What can I do if my landlord refuses to make repairs?
If your landlord refuses to make repairs, you have the option to report him to the Local Authority.
Contact the environmental health department at your local council for help. They must take action if they think the problems could harm you or cause a nuisance to others.
Furthermore, if you believe that your home could be unsafe, contact the housing department at your local council. They’ll do a Housing Health and Safety Rating System (HHSRS) assessment and must take action if they think your home has serious health and safety hazard.
You may make the repairs and claim reimbursement from the landlord. However, this is common practice but not one of the steps governed or directed by the law. You do not have a legal obligation to make the repairs that are the responsibility of your landlord. To succeed in the claim for reimbursement in this matter, you will have to have written to your landlord advising him of the disrepairs, giving him enough time to rectify the housing disrepairs and that you shall be making the same and claiming reimbursement.
Do landlords have to pay for alternative accommodation?

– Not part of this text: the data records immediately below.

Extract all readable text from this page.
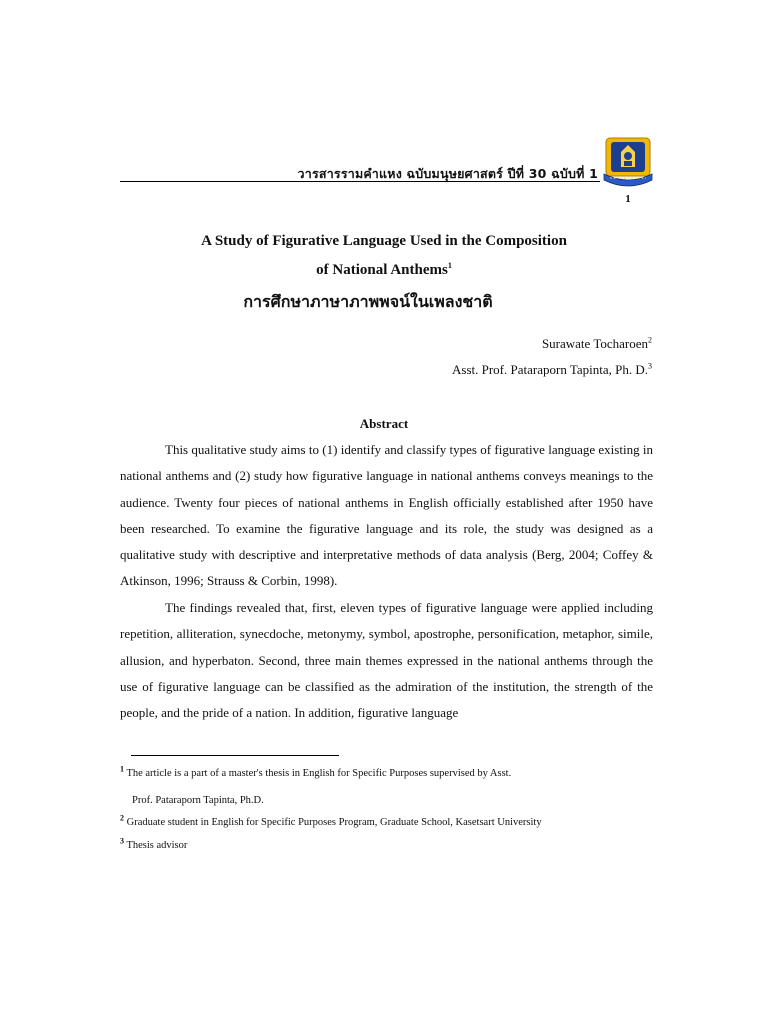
วารสารรามคำแหง ฉบับมนุษยศาสตร์ ปีที่ 30 ฉบับที่ 1
1
A Study of Figurative Language Used in the Composition
of National Anthems$^1$
การศึกษาภาษาภาพพจน์ในเพลงชาติ
Surawate Tocharoen$^2$
Asst. Prof. Pataraporn Tapinta, Ph. D.$^3$
Abstract
This qualitative study aims to (1) identify and classify types of figurative language existing in national anthems and (2) study how figurative language in national anthems conveys meanings to the audience. Twenty four pieces of national anthems in English officially established after 1950 have been researched. To examine the figurative language and its role, the study was designed as a qualitative study with descriptive and interpretative methods of data analysis (Berg, 2004; Coffey & Atkinson, 1996; Strauss & Corbin, 1998).
The findings revealed that, first, eleven types of figurative language were applied including repetition, alliteration, synecdoche, metonymy, symbol, apostrophe, personification, metaphor, simile, allusion, and hyperbaton. Second, three main themes expressed in the national anthems through the use of figurative language can be classified as the admiration of the institution, the strength of the people, and the pride of a nation. In addition, figurative language
$^1$ The article is a part of a master's thesis in English for Specific Purposes supervised by Asst.
Prof. Pataraporn Tapinta, Ph.D.
$^2$ Graduate student in English for Specific Purposes Program, Graduate School, Kasetsart University
$^3$ Thesis advisor
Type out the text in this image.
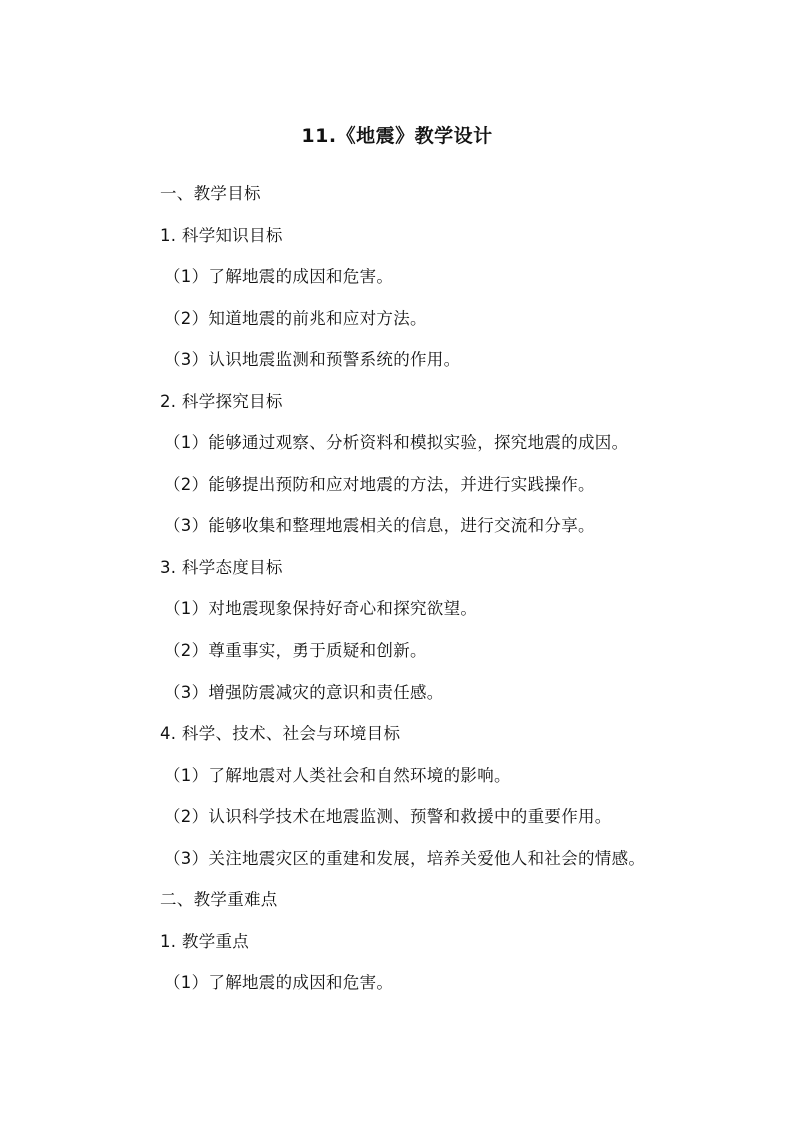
11.《地震》教学设计
一、教学目标
1. 科学知识目标
（1）了解地震的成因和危害。
（2）知道地震的前兆和应对方法。
（3）认识地震监测和预警系统的作用。
2. 科学探究目标
（1）能够通过观察、分析资料和模拟实验，探究地震的成因。
（2）能够提出预防和应对地震的方法，并进行实践操作。
（3）能够收集和整理地震相关的信息，进行交流和分享。
3. 科学态度目标
（1）对地震现象保持好奇心和探究欲望。
（2）尊重事实，勇于质疑和创新。
（3）增强防震减灾的意识和责任感。
4. 科学、技术、社会与环境目标
（1）了解地震对人类社会和自然环境的影响。
（2）认识科学技术在地震监测、预警和救援中的重要作用。
（3）关注地震灾区的重建和发展，培养关爱他人和社会的情感。
二、教学重难点
1. 教学重点
（1）了解地震的成因和危害。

Suppose the landlord requires the tenants to leave the property to be able to repair the same. In that case, the landlord and the tenant must agree on how long the work will last, the tenant’s right to return, and details of alternative accommodation. A landlord cannot repossess the property to do repairs. The landlord can, however, apply to the court for an order for the tenants to leave the property whilst works are being done; the court’s chances of granting this without alternative accommodation are very slim. Therefore there is an unwritten obligation to provide alternative accommodation for the tenant if the landlord requires the tenant to leave the property to do repairs.